Trucking companies’ increased leverage is applying added pressure to cargo costs as accelerating economic growth bolsters transportation demand and exacerbates driver scarcity. With first-quarter trucking spot rates up 27 percent from a year earlier, according to Bloomberg Intelligence, freight expenses are crimping profits at companies from 3M Co. to General Mills Inc.
Relief isn’t in sight. The U.S. has about 280,000 fewer truck drivers than it needs, a shortfall that’s grown more than threefold from 78,000 about two years ago, according to estimates by FTR Transportation Intelligence. The dearth of available trucks got worse in April as regulators stepped up enforcement of limits on driver hours.
Such pressures have prompted customers to go the extra mile to make sure they can get drivers when they need them, whether by sprucing up break areas or taking steps to speed truck turnaround.
If shippers processed cargo more quickly, they could free up freight capacity as much as 20 percent, said Bob Costello, an economist with the American Trucking Associations trade group.

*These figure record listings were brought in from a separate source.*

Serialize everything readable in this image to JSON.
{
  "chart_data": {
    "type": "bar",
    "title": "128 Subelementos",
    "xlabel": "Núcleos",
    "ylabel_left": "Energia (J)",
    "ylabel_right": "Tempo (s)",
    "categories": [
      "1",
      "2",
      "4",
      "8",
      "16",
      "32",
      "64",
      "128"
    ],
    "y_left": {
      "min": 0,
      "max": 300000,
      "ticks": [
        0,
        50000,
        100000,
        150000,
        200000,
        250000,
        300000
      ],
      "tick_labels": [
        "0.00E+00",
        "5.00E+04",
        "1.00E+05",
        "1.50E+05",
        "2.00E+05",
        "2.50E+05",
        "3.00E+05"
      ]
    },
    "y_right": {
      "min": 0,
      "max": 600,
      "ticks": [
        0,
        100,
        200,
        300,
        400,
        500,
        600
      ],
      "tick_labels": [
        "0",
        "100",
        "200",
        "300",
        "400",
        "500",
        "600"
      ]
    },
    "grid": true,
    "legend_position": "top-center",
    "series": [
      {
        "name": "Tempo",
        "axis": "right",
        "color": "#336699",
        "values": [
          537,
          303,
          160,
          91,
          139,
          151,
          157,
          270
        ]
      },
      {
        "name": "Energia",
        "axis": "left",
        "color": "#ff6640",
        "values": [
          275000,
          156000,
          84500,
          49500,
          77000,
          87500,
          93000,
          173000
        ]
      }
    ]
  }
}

Shippers are also getting prodded by the trucking industry itself. Most freight contracts require customers to make payments if a driver is detained for more than two hours. Disputes over such payments are common, however.
“If a shipper in our network is a serial abuser of detention, we will not take their freight,” said Drew McElroy, chief executive officer of Transfix, a logistics startup. “We’re actually building our brand with the driver community at least partially around the quality of the freight and the freight experience you have.”
One way to speed up the process is to enable a driver to drop a trailer at a shipping yard and hook up another that’s already loaded, even before the first is emptied. That requires customers to provide space for parking the extra trailer and its own drivers to maneuver equipment into position.
Nestle boosted such drop-and-hook operations at its U.S. water unit to 61 percent last year from 57 percent in 2016, said Ken Rogers, the unit’s director of transportation. That increase along with other efforts, such as putting radio transmitters on trailers to locate them more quickly and making signage consistent across its yards, helped cut loading and unloading time by 18 percent.
“We need drivers to be driving and not looking for trailers and not waiting at locations to get unloaded or loaded,” he said. But not all Nestle facilities have the space for drop-and-hook operations, so the Swiss food and beverage giant also has made driver waiting areas more pleasant.
Nestle converted part of its Ontario, California, warehouse into a break room with restrooms, coffee, bottled water and a television. In addition to paying standard detention payments at its own locations, Nestle also sometimes pays when truckers are delayed at its customers’ facilities.
“There are definitely things you can do to partner with a carrier to stave off the spot rates,” Rogers said. “We don’t ever want to lose a carrier because they feel like they’re being abused on the receiver side.”
For shippers, the costs of improving operations pay for themselves, said Ben Cubitt, chief of engineering and procurement for Transplace, a logistics consulting firm.
“Carriers to some extent have a naughty and nice list,” he said. “If you’ve been a good partner through thick and thin, you’re definitely suffering less in this tough market than other shippers.”